Updated: Jan 18, 2018, 10:06 IST | IANS

Filmmaker Mira Nair has said that she plans to bring the musical version of her 2001 film 'The Monsoon Wedding' to India

Mira Nair
Mira Nair

Filmmaker Mira Nair has said that she plans to bring the musical version of her 2001 film 'The Monsoon Wedding' to India. The stage adaptation, with an ensemble cast, had opened in Berkley, California, last year, and received critical acclaim, Nair said at the recently concluded literary fest in the city. "We opened it (the stage version) in California last year and staged it for four months. It is a beautiful visual," she had asserted, adding that people will relate to the characters of the play.

Welcoming Nair's plans, theatre personality Rudraprasad Sengupta today said the musical version of the 2001 film 'will be a visual treat for the theatre-going audience of this country. Sengupta said Peter Brook had brought 'Mahabharata' to the Indian stage in 1985 but only a small segment of theatre-going audience got to watch the play as the tickets were expensive.

"If Mira Nair plans to bring the stage version of 'The Monsoon Wedding' to India, she is more than welcome. I hope the general theatre going audiences get to watch the show as a production on such a huge scale usually involves a lot of money," the eminent theatre personality said. It took Nair almost 10 years to create the musical version of the film, conducting workshops in South Asia to look for actors who would fit into the roles.

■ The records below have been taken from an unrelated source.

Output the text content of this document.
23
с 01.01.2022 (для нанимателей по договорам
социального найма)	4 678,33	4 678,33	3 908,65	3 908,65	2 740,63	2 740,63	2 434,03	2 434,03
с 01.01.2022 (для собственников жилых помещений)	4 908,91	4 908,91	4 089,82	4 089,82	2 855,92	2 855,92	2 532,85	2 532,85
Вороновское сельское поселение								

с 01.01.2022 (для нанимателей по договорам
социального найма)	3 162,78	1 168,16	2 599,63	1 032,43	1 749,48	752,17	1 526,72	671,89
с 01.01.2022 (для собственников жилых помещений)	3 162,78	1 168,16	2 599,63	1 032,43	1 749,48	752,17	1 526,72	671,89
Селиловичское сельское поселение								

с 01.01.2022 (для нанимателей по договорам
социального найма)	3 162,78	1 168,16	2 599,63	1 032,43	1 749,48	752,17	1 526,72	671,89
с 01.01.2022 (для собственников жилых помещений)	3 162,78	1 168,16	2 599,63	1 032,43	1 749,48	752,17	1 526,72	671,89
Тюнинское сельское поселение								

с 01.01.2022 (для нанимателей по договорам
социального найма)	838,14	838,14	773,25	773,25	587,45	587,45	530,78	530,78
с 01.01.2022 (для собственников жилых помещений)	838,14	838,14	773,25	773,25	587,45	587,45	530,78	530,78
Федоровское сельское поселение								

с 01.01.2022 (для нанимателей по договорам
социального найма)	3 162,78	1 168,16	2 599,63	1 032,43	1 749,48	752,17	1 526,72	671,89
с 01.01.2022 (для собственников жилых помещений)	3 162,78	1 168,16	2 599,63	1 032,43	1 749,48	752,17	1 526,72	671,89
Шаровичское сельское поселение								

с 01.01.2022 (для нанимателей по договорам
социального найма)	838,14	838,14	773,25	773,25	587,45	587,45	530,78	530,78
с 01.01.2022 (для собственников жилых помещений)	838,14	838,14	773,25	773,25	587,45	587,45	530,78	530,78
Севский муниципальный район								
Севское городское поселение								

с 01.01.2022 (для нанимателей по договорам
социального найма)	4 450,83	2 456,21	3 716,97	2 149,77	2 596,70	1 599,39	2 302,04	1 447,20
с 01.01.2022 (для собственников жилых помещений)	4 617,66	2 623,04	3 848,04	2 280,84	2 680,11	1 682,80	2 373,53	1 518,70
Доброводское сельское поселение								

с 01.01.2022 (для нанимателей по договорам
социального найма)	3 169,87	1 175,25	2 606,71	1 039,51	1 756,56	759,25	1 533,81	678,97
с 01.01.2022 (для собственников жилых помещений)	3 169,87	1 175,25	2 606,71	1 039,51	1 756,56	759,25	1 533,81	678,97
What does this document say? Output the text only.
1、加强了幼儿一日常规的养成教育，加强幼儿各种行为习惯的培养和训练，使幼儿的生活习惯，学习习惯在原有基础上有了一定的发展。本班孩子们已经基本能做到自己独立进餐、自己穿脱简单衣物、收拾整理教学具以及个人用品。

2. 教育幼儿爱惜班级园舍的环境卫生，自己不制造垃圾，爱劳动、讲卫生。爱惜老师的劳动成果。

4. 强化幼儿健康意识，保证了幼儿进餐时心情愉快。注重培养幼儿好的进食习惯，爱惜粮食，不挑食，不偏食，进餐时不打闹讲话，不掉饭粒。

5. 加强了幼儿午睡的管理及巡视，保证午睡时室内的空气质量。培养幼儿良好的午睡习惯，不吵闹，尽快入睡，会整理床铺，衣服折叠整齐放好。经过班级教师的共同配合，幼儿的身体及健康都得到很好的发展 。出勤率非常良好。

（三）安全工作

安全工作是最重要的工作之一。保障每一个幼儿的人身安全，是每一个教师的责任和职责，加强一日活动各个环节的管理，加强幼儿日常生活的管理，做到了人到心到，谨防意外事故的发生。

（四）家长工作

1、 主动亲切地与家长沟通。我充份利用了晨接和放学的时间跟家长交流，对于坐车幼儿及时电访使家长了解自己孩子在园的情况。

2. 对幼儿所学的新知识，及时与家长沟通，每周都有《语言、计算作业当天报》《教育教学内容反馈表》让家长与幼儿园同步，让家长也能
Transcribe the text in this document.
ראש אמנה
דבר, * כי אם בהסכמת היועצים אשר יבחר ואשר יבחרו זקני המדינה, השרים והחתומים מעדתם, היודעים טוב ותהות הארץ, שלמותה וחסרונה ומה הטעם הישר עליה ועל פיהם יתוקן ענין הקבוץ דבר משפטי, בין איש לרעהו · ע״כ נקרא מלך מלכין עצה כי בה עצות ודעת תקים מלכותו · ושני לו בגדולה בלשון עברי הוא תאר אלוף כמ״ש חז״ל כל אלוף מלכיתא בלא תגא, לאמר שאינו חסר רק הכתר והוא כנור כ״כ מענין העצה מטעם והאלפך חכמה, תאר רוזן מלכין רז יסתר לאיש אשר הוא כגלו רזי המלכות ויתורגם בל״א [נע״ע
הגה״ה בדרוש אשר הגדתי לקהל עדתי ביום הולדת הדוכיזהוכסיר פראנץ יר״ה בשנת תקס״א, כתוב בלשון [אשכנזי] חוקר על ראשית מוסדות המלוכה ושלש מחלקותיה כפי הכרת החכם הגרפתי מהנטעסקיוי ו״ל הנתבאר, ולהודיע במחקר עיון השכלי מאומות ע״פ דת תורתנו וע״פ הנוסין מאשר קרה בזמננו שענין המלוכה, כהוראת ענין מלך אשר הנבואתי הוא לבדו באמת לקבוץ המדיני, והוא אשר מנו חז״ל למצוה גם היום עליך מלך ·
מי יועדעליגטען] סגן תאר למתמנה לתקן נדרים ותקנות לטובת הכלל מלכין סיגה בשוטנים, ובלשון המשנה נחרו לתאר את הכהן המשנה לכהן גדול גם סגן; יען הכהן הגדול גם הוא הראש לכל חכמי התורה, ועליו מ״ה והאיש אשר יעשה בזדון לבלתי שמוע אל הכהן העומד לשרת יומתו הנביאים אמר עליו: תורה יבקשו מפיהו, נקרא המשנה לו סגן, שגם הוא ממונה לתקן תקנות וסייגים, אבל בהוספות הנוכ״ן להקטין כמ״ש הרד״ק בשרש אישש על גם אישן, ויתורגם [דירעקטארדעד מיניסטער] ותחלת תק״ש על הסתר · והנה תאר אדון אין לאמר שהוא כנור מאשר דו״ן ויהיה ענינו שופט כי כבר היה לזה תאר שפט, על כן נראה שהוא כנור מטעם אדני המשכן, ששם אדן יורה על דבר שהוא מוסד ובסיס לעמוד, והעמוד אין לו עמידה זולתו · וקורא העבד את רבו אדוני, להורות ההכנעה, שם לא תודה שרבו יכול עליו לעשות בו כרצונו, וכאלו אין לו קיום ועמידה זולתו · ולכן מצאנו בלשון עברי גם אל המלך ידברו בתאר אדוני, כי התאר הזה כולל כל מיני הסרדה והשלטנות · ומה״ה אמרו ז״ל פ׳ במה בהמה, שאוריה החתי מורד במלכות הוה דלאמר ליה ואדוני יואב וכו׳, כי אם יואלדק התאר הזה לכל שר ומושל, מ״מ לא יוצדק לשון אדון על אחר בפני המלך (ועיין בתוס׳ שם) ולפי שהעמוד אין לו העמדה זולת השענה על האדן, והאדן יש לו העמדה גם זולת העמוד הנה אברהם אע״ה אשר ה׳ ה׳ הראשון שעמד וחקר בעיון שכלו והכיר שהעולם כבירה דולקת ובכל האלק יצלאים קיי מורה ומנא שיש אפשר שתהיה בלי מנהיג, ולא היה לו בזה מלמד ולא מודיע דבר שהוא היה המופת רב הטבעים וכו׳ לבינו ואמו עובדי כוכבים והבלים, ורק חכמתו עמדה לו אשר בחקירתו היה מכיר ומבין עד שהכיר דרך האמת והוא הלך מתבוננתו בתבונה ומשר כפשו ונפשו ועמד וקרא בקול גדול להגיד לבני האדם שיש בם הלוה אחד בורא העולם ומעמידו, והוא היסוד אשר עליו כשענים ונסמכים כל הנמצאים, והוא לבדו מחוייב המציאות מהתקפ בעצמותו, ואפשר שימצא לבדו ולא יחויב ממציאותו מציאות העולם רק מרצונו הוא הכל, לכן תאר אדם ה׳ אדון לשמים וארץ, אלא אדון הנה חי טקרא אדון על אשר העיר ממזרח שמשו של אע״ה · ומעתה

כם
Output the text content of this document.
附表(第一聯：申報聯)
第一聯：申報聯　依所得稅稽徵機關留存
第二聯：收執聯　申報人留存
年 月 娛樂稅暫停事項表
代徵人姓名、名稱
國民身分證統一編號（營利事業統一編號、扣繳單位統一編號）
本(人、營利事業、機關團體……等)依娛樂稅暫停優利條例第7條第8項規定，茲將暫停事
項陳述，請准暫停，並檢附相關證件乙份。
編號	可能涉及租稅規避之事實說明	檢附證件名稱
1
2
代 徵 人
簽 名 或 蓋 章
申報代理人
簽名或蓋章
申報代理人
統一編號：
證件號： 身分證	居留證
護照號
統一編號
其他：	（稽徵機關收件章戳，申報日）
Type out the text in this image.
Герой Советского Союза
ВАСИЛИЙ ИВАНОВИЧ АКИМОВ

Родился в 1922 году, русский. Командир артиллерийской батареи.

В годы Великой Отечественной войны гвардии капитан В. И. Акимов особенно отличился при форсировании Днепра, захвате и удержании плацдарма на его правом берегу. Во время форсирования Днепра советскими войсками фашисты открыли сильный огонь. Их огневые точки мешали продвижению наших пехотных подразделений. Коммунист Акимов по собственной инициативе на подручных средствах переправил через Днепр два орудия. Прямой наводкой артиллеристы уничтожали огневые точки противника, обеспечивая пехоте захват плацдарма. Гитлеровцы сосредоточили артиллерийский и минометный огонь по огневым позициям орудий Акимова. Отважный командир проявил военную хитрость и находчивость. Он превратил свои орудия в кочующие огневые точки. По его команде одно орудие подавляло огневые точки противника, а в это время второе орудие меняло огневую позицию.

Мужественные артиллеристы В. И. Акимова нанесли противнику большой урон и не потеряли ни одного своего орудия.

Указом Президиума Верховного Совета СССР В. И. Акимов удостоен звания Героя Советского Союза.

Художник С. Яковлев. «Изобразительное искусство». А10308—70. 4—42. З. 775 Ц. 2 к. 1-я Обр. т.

"We might bring the musical to India before opening it in Broadway in 2019. This is our tale, a tale for everyone¿ People will see themselves in 'Monsoon Wedding," the award-winning filmmaker had said. During a session at the literary fest, Nair had also said that her film, made 17 years ago, holds relevance to this date. Going back to the time when 'Monsoon Wedding' was made, she had pointed out that it was the first time people living abroad got an idea about the way the upper-class
Indians lived.

"The rest of the world then (in 2001) had no idea about how a wedding takes place here. So it was very important that I depict the complexity, craziness and depravity," she had said.